Archive for the ‘PolyBase’ Category

PolyBase

Wednesday, March 6th, 2013

PolyBase

From the webpage:

PolyBase is a fundamental breakthrough in data processing used in SQL Server 2012 Parallel Data Warehouse to enable truly integrated query across Hadoop and relational data.

Complementing Microsoft’s overall Big Data strategy, PolyBase is a breakthrough new technology on the data processing engine in SQL Server 2012 Parallel Data Warehouse designed as the simplest way to combine non-relational data and traditional relational data in your analysis. While customers would normally burden IT to pre-populate the warehouse with Hadoop data or undergo an extensive training on MapReduce in order to query non-relational data, PolyBase does this all seamlessly giving you the benefits of “Big Data” without the complexities.

I must admit I had my hopes up for the videos labeled: “Watch informative videos to understand PolyBase.”

But the first one was only 2:52 in length and the second was about the Jim Gray Systems Lab (2:13).

So, fair to say it was short on details. 😉

The closest thing I found to a clue was in the PolyBase datasheet that reads (under PolyBase Use Cases, if you are reading along) where it says:

PolyBase introduces the concept of external tables to represent data residing in HDFS. An external table defines a schema (that is, columns and their types) for data residing in HDFS. The table’s metadata lives in the context of a SQL Server database and the actual table data resides in HDFS.

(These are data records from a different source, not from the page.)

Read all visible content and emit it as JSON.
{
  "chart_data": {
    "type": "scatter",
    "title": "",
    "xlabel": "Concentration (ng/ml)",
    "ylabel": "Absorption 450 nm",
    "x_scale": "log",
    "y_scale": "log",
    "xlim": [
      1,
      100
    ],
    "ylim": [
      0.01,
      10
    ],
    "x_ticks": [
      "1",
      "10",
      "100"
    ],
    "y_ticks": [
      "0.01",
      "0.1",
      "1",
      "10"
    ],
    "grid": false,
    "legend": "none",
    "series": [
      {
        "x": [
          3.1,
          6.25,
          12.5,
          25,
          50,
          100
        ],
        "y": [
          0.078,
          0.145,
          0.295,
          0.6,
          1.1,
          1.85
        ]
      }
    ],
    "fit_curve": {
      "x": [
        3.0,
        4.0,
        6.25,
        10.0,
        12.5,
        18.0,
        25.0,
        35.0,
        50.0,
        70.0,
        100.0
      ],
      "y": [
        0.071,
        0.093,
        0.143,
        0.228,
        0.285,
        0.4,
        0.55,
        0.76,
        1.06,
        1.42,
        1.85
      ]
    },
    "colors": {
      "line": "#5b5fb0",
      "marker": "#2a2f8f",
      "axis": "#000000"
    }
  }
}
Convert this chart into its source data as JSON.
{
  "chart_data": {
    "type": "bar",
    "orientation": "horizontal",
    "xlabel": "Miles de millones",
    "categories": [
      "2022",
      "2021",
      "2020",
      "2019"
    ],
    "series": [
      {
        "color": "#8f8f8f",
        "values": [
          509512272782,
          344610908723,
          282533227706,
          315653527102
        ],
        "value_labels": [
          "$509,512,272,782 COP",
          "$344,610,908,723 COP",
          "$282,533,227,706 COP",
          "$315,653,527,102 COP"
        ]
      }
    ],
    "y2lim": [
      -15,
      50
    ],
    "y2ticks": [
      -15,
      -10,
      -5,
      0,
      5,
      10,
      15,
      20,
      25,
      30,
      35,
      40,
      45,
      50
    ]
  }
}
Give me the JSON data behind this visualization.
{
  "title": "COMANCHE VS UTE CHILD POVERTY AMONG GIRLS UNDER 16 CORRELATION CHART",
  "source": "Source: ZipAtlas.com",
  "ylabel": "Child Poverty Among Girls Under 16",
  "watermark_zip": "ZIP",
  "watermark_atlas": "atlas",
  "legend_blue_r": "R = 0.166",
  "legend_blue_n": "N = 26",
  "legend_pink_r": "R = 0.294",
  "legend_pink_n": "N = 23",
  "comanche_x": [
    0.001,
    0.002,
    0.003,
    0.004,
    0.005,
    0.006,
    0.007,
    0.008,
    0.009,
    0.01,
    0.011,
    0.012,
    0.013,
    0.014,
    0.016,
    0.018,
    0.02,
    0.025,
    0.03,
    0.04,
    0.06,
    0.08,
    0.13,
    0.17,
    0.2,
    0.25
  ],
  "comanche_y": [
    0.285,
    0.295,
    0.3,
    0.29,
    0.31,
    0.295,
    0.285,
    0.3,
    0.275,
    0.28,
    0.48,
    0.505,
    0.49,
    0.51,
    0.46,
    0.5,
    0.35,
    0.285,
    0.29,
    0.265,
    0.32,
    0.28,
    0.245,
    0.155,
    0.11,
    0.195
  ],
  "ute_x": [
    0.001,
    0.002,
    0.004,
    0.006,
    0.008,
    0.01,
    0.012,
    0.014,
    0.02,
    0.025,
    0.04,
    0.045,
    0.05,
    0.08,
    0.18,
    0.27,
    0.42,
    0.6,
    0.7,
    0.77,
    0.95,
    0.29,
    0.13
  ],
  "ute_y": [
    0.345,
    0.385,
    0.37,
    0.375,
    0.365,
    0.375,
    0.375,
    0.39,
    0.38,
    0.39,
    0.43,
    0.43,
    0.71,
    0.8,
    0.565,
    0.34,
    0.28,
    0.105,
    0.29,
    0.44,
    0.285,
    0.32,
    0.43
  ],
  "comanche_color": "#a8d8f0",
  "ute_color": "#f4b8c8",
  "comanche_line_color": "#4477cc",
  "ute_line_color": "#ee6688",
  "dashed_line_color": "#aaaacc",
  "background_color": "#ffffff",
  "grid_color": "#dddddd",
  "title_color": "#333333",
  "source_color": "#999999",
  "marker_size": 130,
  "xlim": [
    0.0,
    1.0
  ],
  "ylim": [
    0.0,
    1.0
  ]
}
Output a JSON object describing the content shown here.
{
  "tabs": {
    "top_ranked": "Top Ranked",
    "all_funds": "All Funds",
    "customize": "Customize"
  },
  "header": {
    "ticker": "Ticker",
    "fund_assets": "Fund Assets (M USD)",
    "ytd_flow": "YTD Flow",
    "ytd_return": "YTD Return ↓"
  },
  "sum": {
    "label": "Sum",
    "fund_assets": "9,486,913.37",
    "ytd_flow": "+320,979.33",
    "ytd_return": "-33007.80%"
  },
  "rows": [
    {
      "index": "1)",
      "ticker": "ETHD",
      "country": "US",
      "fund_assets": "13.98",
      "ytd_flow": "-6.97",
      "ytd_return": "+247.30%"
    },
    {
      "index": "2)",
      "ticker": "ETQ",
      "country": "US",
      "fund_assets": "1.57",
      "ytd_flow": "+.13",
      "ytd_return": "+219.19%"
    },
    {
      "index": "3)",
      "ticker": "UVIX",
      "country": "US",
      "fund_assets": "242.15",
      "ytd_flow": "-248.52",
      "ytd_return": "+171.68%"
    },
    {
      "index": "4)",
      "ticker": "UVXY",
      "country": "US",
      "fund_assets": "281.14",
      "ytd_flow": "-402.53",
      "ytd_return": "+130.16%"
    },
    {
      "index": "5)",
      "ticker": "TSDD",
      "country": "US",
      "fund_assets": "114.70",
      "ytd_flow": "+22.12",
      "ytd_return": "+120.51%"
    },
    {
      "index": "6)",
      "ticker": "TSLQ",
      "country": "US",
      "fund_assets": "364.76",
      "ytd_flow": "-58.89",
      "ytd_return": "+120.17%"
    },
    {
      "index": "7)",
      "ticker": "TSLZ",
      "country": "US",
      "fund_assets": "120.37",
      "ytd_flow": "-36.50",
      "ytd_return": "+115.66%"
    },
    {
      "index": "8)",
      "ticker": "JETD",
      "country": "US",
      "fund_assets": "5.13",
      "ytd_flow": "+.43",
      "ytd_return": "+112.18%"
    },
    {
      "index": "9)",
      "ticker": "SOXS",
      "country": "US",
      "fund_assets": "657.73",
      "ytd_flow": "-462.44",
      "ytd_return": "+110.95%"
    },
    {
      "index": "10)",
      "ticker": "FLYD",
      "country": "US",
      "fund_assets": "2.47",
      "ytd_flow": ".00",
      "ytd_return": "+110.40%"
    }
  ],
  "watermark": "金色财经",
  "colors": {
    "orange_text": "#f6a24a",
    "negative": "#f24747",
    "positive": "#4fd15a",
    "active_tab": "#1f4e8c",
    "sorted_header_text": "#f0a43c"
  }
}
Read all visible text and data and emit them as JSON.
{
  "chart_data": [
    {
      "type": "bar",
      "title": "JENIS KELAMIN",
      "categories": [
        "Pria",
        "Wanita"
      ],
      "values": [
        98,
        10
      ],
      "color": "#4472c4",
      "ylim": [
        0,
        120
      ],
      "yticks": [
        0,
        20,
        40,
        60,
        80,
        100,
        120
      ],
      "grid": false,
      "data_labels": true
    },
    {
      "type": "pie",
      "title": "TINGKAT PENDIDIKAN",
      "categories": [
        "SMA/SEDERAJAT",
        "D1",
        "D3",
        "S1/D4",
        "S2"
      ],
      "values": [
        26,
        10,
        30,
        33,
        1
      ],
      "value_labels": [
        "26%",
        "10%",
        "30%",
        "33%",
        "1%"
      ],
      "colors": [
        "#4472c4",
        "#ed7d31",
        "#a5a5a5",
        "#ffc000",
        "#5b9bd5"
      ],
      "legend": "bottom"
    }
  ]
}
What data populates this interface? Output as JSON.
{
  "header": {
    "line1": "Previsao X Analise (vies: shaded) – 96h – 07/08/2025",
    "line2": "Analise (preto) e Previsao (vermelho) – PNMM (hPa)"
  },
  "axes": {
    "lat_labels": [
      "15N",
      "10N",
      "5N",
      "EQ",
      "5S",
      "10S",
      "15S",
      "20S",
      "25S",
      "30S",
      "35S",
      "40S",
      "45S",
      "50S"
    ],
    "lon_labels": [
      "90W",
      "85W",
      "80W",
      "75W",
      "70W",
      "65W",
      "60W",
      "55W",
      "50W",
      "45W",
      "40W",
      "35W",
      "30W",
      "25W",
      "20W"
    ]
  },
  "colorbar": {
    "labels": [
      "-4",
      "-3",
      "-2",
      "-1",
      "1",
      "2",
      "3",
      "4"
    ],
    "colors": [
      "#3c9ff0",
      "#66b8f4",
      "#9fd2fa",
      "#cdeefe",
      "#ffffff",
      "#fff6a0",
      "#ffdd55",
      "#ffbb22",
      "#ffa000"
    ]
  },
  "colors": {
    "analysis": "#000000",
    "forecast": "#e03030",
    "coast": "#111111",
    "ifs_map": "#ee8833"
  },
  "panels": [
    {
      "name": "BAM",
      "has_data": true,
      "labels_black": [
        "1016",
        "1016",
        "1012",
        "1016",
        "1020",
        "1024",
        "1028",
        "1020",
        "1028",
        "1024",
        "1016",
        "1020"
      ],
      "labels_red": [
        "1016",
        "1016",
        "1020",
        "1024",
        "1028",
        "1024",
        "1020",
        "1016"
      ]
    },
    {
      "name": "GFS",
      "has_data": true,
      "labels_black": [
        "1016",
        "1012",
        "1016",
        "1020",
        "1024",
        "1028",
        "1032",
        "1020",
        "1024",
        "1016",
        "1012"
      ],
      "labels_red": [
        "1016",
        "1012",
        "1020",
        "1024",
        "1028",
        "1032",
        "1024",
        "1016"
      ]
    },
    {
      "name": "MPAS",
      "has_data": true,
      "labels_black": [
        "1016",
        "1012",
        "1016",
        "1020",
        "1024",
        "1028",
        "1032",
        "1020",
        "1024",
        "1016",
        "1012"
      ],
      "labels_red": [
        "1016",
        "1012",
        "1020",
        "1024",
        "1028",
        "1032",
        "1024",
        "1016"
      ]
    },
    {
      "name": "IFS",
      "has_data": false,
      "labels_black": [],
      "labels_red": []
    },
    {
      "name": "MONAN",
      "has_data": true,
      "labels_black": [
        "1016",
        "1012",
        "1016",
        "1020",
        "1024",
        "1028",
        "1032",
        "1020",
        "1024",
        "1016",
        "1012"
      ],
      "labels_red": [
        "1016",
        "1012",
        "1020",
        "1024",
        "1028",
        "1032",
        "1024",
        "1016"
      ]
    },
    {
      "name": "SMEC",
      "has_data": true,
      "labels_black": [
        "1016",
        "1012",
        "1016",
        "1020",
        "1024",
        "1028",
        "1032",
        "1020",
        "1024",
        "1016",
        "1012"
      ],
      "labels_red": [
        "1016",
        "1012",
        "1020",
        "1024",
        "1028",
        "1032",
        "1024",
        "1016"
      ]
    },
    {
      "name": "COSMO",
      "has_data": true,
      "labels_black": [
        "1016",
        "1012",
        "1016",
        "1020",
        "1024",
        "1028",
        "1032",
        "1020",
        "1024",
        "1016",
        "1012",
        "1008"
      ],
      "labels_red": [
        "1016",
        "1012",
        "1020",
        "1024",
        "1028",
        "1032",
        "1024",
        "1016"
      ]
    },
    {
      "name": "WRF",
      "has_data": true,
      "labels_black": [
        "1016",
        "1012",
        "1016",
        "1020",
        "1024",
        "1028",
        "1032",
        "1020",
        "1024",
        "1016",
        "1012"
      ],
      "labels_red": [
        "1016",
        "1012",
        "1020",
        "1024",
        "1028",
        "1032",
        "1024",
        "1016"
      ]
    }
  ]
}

I assume that means that the data in HDFS could have multiple external tables for the same data? Depending upon the query?

Curious if the external tables and/or data types are going to have mapreduce capabilities built-in? To take advantage of parallel processing of the data?

BTW, for topic map types, subject identities for the keys and data types would be the same as with more traditional “internal” tables. In case you want to merge data.

Just out of curiosity, any thoughts on possible IP on external schemas being applied to data?

I first saw this at Alex Popescu’s Microsoft PolyBase: Unifying Relational and Non-Relational Data.